“We need zero-waste and end-of-life design for everything we create; a world in which social and environmental justice becomes part of product and systems design. We want a world without waste - because there is no ‘away.’” ~ Marcus Eriksen, co-founder of the 5 Gyres Institute
I recently re-read Junk Raft: An Ocean Voyage and a Rising Tide of Activism to Fight Plastic Pollution. Written by Marcus Eriksen, co-founder of the 5 Gyres Institute, the book details the history of plastics and his trip across the Pacific to highlight the environmental danger of the synthetic material. Eriksen names his raft Junk since it was made of plastic bottles and other discarded trash. The ocean voyage was harrowing at times as Eriksen discusses his personal emotions and experiences about his mission to expose the plastics industry. He goes into detail about the science behind plastics and the health hazards created by the pollution in waterways and on land. He also calls out how the plastics producers spread misinformation in order to preserve their growing profit center for the fossil fuels industry. Plastic production grew from zero in WWII to nearly 40 million tons in 25 years, and production of 1 billion tons of new plastic production is predicted by 2050 through planned obsolescence alone.
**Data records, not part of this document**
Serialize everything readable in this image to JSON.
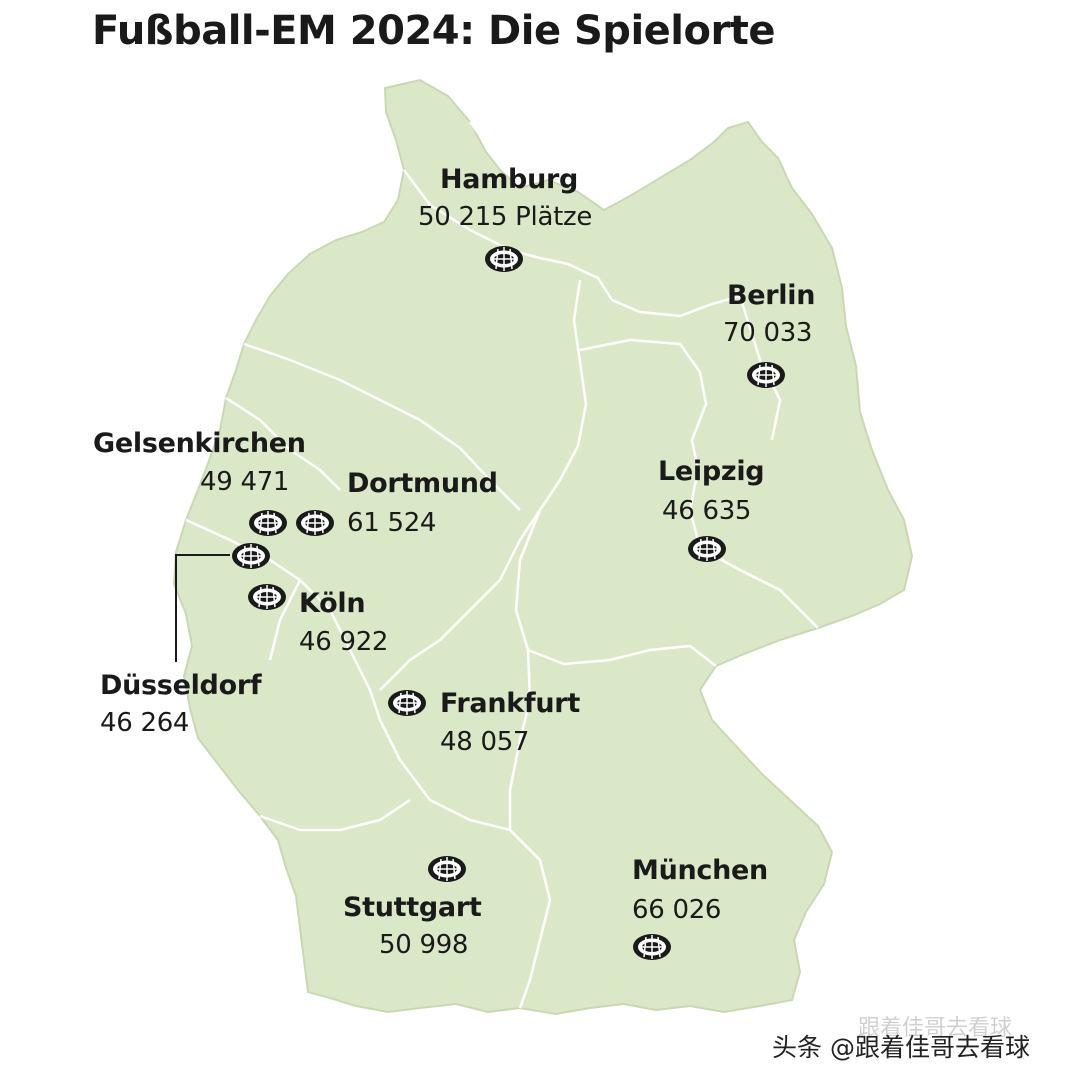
{
  "title": "Fußball-EM 2024: Die Spielorte",
  "colors": {
    "land": "#dbe8c8",
    "border": "#ffffff",
    "outline": "#c9d8b3",
    "stadium_icon": "#1a1a1a"
  },
  "cities": [
    {
      "name": "Hamburg",
      "capacity": "50 215 Plätze"
    },
    {
      "name": "Berlin",
      "capacity": "70 033"
    },
    {
      "name": "Gelsenkirchen",
      "capacity": "49 471"
    },
    {
      "name": "Dortmund",
      "capacity": "61 524"
    },
    {
      "name": "Leipzig",
      "capacity": "46 635"
    },
    {
      "name": "Köln",
      "capacity": "46 922"
    },
    {
      "name": "Düsseldorf",
      "capacity": "46 264"
    },
    {
      "name": "Frankfurt",
      "capacity": "48 057"
    },
    {
      "name": "München",
      "capacity": "66 026"
    },
    {
      "name": "Stuttgart",
      "capacity": "50 998"
    }
  ],
  "icons": {
    "stadium": "stadium-icon"
  },
  "watermark": {
    "main": "头条 @跟着佳哥去看球",
    "faded": "跟着佳哥去看球"
  }
}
What can activists do to stem this tide of plastic pollution? Besides going “big” to campaign against plastic waste, an individual can take the following actions:
Fight corporate influence and demand that plastics producers be held accountable. One can do this by voting with your purchases. Go zero waste. Refuse single-use plastics. Demand for a circular economy from manufacturers.
Write to your leaders for policy change. Often the most effective action is at the local level. “Rachel Carson called on the public to form 'citizen brigades.'” Public health and environmental groups are essential.
Collaborate with like-minded individuals and grassroots organizations with your time and money. Strategic networking will then lead to a larger coalition in this fight for a zero-waste life.
The final observation is that the path for the advocate is a long one. Be ready to engage in long conversations, have patience, and stay steadfast even in the face of adversity.